Arrington explained the latest blueprint to committee members shortly before he told lawmakers during a closed-door meeting of the broader House GOP conference that his panel will take up a budget resolution on Thursday, an ambitious timeline for the group that has thus far struggled to coalesce around a plan. The committee has officially scheduled the Thursday meeting.
The framework Arrington outlined — according to two sources and Rep. Ralph Norman (R-S.C.), who sits on the panel — includes a $1.5 trillion floor for spending cuts with a $2 trillion target, a structure meant to give committees flexibility when crafting the package, one of the sources said.
The blueprint also includes a $4.5 trillion cap on the deficit impact of the Republicans’ plan to extend Trump’s 2017 tax cuts. Because most of those cuts will reduce federal revenues, they add to the federal debt. Arrington’s framework would instruct the Ways and Means Committee, which has jurisdiction over tax policy, not to exceed $4.5 trillion in new deficits as the result of the tax provisions — a figure Republicans are hoping to offset with cuts to federal programs elsewhere in the budget.
One source said there was “some degree of understanding” that if the $2 trillion in cuts is not achieved, the deficit increase number could decrease.
It remains unclear if the framework discussed in the meeting Tuesday morning will be the product that the conference forges ahead with. Neither Arrington nor Speaker Mike Johnson (R-La.) outlined the framework during the closed-door House GOP conference meeting after the Budget Committee huddle Tuesday morning, two of the sources said.

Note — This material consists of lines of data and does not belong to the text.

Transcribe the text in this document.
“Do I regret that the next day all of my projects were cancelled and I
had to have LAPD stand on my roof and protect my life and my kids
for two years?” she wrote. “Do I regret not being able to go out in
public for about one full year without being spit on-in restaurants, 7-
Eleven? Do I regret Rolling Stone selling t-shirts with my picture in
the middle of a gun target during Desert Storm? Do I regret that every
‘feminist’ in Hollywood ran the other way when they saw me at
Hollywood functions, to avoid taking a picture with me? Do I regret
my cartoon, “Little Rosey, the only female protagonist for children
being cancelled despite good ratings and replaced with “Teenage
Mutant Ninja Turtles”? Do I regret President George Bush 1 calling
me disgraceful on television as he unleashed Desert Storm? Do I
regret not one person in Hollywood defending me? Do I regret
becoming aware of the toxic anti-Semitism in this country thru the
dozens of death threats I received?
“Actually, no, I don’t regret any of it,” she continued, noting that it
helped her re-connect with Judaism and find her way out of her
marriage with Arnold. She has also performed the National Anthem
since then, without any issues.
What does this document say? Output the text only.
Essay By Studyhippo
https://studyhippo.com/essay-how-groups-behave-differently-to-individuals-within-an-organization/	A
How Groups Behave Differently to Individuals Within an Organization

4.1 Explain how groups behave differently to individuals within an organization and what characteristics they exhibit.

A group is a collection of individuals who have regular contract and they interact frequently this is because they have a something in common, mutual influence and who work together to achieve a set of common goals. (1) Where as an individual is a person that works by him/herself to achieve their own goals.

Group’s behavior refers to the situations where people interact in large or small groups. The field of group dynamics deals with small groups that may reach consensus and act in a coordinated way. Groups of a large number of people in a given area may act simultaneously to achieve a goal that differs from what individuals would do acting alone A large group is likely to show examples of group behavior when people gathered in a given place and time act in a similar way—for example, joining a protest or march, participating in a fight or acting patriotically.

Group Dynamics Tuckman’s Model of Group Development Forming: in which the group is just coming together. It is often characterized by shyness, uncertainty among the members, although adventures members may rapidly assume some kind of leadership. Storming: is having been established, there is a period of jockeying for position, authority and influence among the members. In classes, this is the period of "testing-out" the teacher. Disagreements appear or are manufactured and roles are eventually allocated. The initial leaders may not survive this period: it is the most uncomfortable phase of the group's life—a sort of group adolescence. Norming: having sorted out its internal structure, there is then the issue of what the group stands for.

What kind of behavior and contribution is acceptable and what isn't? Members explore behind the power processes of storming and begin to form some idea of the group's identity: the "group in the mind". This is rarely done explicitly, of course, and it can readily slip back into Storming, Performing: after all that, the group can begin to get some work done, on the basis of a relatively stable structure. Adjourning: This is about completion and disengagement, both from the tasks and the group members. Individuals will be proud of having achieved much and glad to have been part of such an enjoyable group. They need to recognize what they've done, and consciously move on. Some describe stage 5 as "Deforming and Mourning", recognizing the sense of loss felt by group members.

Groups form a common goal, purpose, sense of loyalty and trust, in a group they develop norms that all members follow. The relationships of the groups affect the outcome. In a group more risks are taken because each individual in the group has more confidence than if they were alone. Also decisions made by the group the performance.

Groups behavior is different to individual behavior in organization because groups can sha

While the level of cuts is far higher than the proposed $500 billion floor that leadership included in a previous proposal, it is still lower than the roughly $2.5 trillion that several conservatives are pushing for.
“These numbers were discussed this morning,” Norman told The Hill, but noted that the committee floated alternative ideas, including the House Freedom Caucus budget resolution, which was released Monday. The conservative group is looking at a two-track reconciliation strategy, with the first bill providing $200 billion in border and military funding and $486 billion in cuts.

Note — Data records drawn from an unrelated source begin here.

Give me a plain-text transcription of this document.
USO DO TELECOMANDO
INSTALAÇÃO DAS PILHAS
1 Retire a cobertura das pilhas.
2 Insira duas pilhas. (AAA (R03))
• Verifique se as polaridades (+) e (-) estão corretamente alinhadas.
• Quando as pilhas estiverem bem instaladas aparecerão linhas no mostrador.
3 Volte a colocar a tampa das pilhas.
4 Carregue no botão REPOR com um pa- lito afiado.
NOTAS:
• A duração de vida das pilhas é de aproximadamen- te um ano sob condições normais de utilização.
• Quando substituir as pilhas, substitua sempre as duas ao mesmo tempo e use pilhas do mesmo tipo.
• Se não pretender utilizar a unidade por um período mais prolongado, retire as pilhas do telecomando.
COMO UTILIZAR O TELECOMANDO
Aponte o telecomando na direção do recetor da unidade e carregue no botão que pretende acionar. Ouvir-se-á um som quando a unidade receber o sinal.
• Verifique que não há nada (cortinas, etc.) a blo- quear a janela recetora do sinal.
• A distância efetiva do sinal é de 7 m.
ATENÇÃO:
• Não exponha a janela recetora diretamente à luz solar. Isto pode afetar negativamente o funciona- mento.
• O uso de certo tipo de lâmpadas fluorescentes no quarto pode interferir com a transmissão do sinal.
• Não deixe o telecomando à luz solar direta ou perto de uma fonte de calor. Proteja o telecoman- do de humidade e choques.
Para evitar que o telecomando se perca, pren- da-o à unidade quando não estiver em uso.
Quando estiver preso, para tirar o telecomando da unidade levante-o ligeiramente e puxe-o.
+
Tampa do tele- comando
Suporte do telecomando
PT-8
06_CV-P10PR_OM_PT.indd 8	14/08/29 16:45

House Republicans are under mounting pressure to move a budget resolution to advance Trump’s domestic policy priorities. Republicans on Capitol Hill are looking to use the budget reconciliation process to pass items on his wish list, which, if successful, would allow the party to circumvent Democratic opposition in the Senate. But it requires near-unanimity in the conferences, which is difficult to achieve in the slim House GOP majority.
Passing a budget resolution unlocks the reconciliation process.
Johnson has insisted that the House move first on a budget resolution, insisting that a one-bill strategy is the best way to achieve Trump’s agenda. Senate Republicans, however, have favored a two-bill track, and the chamber is moving ahead with that plan as the House struggles to come to an agreement.
The Senate Budget Committee is set to mark up its own budget resolution on Wednesday.
The level of spending cuts in the House budget resolution has been one of the final — and major — hang-ups as the chamber looks to coalesce around an agreement.